Едва ли не последний мой разговор с Сахаровым на втором съезде дня за два до его смерти касался как раз национальных конфликтов в Грузии. Он говорил мне, что не может сам выступать по поводу волновавшего его обострения осетино-грузинского спора, в котором он винил грузинскую сторону. «Они и так на меня обижены», — сказал он мне (незадолго до того он высказался в печати о грузинском империализме).

Мои попытки не встать ни на чью сторону, а добиваться примирения, кончились неудачей и по отношению к армяно-азербайджанскому спору. Я очень беспокоился о возможном его исходе. После обсуждения с М. Ульяновым во время одной из репетиций в театре Вахтангова (где он меня включил в Художественный Совет) я поехал в редакцию «Известий» и написал там текст обращения, который кроме нас двоих подписали В. Каверин и С. Аверинцев (позднее он в печати открещивался от этого текста, который подписал после того, как я привез его к нему в больницу). Не только один из его подписавших, но и те армянские деятели культуры, от которых я получил отклик, с письмом не согласились, считая его не направленным против азербайджанской стороны, но я и не хотел этого.
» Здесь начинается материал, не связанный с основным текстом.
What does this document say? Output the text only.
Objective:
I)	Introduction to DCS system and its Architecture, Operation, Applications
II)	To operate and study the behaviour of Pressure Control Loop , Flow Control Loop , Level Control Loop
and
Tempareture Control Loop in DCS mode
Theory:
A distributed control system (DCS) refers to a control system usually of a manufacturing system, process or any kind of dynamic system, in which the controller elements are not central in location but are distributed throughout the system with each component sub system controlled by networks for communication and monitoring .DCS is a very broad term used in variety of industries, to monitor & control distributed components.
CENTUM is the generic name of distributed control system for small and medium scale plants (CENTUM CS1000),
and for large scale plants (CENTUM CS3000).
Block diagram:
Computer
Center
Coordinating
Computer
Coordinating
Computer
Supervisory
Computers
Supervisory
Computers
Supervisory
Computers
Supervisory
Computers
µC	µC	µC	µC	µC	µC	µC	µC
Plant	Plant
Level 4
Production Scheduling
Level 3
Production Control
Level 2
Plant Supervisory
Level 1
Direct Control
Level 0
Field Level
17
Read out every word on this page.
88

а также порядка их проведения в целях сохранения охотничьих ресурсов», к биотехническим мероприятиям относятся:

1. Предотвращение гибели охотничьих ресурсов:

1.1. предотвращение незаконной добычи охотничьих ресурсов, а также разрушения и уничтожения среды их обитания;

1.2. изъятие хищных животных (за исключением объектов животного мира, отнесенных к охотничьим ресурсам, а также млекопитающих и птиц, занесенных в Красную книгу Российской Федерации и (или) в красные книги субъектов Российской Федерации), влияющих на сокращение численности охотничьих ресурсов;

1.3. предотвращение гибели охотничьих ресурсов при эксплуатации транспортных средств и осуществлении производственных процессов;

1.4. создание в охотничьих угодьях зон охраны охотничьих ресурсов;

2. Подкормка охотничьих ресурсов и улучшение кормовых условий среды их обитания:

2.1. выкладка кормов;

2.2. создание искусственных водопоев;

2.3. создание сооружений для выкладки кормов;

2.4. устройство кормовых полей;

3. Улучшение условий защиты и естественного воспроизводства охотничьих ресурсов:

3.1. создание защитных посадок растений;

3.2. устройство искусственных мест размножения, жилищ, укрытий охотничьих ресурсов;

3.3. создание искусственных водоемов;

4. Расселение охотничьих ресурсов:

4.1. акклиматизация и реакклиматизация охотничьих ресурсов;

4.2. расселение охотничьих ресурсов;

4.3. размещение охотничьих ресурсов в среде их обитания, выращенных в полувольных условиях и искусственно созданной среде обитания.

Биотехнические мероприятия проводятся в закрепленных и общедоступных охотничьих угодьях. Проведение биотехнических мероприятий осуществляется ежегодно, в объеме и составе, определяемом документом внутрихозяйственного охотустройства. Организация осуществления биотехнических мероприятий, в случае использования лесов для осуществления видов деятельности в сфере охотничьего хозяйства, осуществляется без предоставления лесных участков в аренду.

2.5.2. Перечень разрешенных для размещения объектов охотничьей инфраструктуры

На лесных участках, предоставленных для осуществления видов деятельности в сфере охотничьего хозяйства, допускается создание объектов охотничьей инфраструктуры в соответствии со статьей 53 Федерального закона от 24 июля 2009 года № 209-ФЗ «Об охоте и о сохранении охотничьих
Меня поразила взаимная несправедливость доводов двух сторон в самом начале спора о Нагорном Карабахе. Меня разбудил рано утром звонок чиновника из Отделения истории Академии наук, к которому относится наш Институт славянове­дения и балканистики. Он просил меня быть в тот же день на заседании, на которое вызваны все директора гуманитарных институтов Академий наук закавказских ре­спублик. Меня приглашали как специалиста по древней истории этого региона. На совещании были не только гуманитарии, многих из которых я хорошо знал по * научным конференциям. Наука Азербайджана была представлена и известным пале­онтологом. Впервые после большого перерыва (если не считать короткого разговора с писателем Домбровским, поразившим меня своими познаниями) я столкнулся с любимой наукой своего детства. Палеонтолог вынул из кармана своего по-европейски хорошо сшитого пиджака какую-то кость и стал ею воинственно размахивать, увлеченно нам доказывая, что животное, которому кость принадлежит, относится к азербайджанскому палеолиту (сочетание слов смехотворно, потому что азербайджан­цы появились на этой земле несколькими археологическими эпохами позже). Но немногим лучше были и возражения его армянского коллеги: «Ничего подобного, палеолит — армянский» (абсурдность этого очевидна мне, хорошо знающему, что никаких армян не было как отдельного этноса до их обособления из индоевропейской общности, а ее от палеолитической кости отделяют многие десятки тысяч лет!). Я был в отчаянии от бессмысленности этих псевдонаучных споров, не имевших никакого отношения к трагедии Карабаха. Я думаю, что роль истории в решении современных вопросов должна быть минимальной: о ней надо помнить (особенно о ее уроках, предостерегающих от повторения ошибок), но существенны люди сегодняшнего дня, а не животные позавчерашнего.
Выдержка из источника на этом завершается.